Si se concreta la intención de Néstor Kirchner (de quién otro podría ser la idea), el Gobierno nacional recaudará unos US$ 1000 millones más por este impuesto, que ya fue protagonista en 2008 de la más grave y extensa protesta agropecuaria de la historia. En cambio, la eliminación de las retenciones al trigo y al maíz será neutra para la caja del Estado porque ya no hay trigo para embarcar y porque las empresas exportadoras ya adelantaron el pago de las retenciones del escaso saldo exportable de maíz para obtener mejores condiciones comerciales. En síntesis, sólo sería buen negocio para el Fisco.

Para que quede más claro: de concretarse la suba, entre el 40 y el 45 por ciento del negocio bruto sojero -que no es sólo de grandes productores- quedaría en manos del Estado. Esta medida se parece bastante a lo que el ex ministro de Economía Martín Lousteau dice que el secretario de Comercio Interior, Guillermo Moreno, proponía en lugar de las retenciones móviles.

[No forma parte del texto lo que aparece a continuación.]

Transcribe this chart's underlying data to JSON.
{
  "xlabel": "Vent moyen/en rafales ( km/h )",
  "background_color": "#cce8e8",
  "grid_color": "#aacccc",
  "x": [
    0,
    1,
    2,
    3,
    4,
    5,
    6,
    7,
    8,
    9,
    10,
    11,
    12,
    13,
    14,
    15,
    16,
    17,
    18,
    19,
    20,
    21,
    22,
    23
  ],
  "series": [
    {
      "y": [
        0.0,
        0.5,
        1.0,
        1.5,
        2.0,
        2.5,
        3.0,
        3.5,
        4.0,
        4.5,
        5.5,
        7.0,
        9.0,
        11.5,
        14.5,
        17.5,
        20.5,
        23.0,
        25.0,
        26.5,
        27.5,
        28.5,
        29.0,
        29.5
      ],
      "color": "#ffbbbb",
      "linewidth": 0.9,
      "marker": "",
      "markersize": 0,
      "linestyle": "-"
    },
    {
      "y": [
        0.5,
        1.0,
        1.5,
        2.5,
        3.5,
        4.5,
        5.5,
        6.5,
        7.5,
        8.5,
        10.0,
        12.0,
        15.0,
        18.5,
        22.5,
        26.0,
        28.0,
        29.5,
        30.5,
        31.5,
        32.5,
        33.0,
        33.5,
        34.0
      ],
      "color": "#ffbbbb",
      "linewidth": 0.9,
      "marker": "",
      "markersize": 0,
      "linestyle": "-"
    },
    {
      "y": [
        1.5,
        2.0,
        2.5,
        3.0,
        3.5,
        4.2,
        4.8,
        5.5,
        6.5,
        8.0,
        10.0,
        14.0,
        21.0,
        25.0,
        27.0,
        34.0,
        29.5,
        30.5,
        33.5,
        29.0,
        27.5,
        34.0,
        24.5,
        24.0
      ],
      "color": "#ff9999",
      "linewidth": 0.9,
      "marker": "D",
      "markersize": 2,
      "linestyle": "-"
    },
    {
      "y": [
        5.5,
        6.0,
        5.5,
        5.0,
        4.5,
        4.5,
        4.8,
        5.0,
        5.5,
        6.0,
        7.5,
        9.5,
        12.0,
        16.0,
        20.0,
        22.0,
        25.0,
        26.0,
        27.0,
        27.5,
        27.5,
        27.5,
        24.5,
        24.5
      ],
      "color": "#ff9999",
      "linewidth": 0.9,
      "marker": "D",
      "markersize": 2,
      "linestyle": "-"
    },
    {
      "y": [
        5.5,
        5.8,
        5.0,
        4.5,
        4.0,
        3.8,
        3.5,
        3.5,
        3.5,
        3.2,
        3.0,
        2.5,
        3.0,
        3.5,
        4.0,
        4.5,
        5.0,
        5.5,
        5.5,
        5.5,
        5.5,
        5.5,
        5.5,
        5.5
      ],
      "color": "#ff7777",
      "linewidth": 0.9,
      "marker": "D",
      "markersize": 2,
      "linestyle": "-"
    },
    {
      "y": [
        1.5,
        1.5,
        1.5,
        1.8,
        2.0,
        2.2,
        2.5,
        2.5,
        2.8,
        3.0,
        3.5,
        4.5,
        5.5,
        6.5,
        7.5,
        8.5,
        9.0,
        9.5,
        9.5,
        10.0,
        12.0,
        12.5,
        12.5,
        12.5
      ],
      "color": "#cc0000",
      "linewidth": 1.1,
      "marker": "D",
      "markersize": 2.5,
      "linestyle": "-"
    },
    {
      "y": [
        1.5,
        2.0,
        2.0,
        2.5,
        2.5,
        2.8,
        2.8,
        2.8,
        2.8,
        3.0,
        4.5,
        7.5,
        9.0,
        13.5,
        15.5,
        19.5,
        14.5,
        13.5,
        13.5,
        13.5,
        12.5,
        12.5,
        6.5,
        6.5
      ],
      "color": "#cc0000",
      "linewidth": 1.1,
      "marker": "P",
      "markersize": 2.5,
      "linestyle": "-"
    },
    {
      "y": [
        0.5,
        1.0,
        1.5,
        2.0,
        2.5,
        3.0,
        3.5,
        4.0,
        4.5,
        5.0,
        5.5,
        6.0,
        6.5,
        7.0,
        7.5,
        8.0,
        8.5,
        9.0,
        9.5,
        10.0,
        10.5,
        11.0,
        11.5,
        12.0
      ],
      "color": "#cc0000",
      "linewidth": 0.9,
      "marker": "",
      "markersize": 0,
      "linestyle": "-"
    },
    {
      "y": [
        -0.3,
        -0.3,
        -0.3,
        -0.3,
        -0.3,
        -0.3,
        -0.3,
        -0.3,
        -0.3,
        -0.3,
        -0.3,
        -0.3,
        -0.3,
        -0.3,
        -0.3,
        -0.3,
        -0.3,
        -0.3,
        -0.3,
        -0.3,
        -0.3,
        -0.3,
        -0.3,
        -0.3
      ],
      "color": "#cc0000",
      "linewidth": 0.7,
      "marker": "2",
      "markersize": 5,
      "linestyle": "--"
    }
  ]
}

Para Lousteau su idea de movilidad de las alícuotas había sido el mal menor.

Si la resolución 125, para sorpresa de los propios ruralistas, originó una masiva movilización de productores, ¿qué podría ocurrir con esta nueva suba de retenciones a la soja, más aún cuando el campo espera la apertura de las exportaciones de carne y granos, el final del control de precios, asistencia para los chacareros afectados por la sequía, un plan de fomento de la lechería y, por sobre todas las cosas, un mejor trato del Gobierno?

Por la falta de atractivo económico de la ganadería y del resto de los cultivos -no a causa de los precios internacionales, que son buenos, sino de las restricciones internas- la soja tendría en este campaña una cosecha récord de alrededor de 50 millones de toneladas. El país se enfila así peligrosamente al monocultivo.

En lo que va del kirchnerismo, la soja cumplió en gran medida el rol que en el pasado supieron tener los organismos internacionales de crédito. Salvo, claro, que el yuyo no pide revisar las cuentas ni da consejos sobre políticas macroeconómicas.